Musically, Tooth of Crime has wicked fangs in the rich, jagged distortions of guitarist Marc Ribot. Burnett is no slouch as a guitarist himself and nicely adds to the album’s twisted cool. Ribot, though, goes for the throat as much as this sometimes Brecht-ian carnival will allow. He provides short electric jabs that pepper Dope Island, a David Lynch-style duet between Burnett and Phillips set in a “scorched and doomed” land. On The Rat Age, Ribot offers a nocturnal twist that two-steps around twilight zone horns. Even in the face of Burnett’s doomsday narration (“I’m sober on the grapes of wrath while running down the psycho path”), the brass manages to sound quite funky.
Then we have the stylistic extremes. Tooth of Crime enters a dream state with Kill Zone, which was written nearly two decades ago with Bob Neuwirth and, shortly before his death, Roy Orbison. The pop sweep is huge, although it sounds more like Let It Be-era Beatles than an epic Orbison serenade. Tooth of Crime later artfully abscesses on Swizzle Stick, a tune punctuated by Ribot’s Mississippi-style guitar stutter and Burnett’s machismo-heavy meditations (“I can stir you like a bloody mary”).

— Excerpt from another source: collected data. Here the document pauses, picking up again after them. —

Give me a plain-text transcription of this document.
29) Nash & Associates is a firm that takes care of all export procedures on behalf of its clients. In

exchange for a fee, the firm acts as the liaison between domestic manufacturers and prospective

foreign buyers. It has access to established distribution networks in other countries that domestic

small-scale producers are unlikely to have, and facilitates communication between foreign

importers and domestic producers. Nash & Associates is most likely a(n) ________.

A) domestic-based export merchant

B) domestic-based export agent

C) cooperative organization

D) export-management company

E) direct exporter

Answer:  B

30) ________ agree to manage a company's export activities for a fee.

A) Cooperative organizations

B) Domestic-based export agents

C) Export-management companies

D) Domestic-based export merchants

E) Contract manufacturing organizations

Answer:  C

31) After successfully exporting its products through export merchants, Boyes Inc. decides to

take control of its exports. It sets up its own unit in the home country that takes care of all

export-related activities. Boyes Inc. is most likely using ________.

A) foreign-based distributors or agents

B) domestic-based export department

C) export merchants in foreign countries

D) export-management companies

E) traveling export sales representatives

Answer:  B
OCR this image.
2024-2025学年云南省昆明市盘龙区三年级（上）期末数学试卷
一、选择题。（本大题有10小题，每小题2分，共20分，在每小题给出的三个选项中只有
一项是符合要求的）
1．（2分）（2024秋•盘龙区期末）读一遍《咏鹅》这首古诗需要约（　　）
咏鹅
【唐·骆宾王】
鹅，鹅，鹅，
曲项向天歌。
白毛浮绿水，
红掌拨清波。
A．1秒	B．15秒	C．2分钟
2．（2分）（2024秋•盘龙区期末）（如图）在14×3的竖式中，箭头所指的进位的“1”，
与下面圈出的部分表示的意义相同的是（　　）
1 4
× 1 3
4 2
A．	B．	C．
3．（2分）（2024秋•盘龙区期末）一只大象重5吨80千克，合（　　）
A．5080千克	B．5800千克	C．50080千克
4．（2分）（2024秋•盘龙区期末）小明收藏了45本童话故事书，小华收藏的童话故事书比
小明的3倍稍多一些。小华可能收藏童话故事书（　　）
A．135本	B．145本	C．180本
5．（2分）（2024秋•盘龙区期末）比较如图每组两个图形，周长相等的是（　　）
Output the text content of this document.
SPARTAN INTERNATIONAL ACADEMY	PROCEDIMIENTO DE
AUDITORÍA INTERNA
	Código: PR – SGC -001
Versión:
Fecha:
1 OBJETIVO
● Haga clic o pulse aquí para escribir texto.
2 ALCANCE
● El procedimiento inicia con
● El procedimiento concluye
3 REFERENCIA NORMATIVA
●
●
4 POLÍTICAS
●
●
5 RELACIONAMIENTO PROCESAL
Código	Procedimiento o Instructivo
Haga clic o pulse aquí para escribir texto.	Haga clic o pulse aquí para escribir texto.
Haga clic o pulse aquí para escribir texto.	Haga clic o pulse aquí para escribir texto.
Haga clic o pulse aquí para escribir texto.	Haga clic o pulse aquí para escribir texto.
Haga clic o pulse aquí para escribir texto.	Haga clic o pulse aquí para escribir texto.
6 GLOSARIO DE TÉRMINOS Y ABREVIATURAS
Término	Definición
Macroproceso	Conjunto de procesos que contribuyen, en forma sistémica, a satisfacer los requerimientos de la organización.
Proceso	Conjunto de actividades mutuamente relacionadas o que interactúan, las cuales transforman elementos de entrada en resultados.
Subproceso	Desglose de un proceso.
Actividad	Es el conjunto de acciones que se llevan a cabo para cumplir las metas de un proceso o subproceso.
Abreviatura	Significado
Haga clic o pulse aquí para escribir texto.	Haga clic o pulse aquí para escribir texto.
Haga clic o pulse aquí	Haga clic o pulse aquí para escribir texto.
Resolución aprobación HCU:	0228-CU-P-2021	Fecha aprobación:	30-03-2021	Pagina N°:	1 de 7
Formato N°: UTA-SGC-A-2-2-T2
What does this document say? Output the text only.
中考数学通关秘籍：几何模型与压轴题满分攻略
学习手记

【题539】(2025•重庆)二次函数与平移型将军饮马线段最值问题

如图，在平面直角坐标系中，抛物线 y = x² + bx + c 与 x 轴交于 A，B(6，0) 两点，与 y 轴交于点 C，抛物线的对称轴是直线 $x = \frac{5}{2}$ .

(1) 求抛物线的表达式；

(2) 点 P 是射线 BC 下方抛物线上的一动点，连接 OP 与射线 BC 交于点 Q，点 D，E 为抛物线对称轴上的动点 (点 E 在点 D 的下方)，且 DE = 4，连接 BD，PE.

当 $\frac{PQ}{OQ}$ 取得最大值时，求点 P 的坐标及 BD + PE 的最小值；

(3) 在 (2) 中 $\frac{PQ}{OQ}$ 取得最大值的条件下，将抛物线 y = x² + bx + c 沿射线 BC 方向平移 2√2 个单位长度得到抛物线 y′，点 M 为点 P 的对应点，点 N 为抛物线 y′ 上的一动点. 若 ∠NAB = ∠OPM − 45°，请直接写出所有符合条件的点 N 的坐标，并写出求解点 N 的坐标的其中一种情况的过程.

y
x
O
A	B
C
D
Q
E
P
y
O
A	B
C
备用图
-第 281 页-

The closing Sweet Lullaby, the only song where Shepard is given a writing credit, brings Burnett back to the salty earth where he is seemingly most at home. The wheezy vocals fade and warp like an escaping gust of wind while the guitars engage in rustic, wiry dialogue. Of course, the lullaby, like all of Tooth of Crime, isn’t sweet at all. It’s rather a document of deep, intoxicating and often indefinable mystery.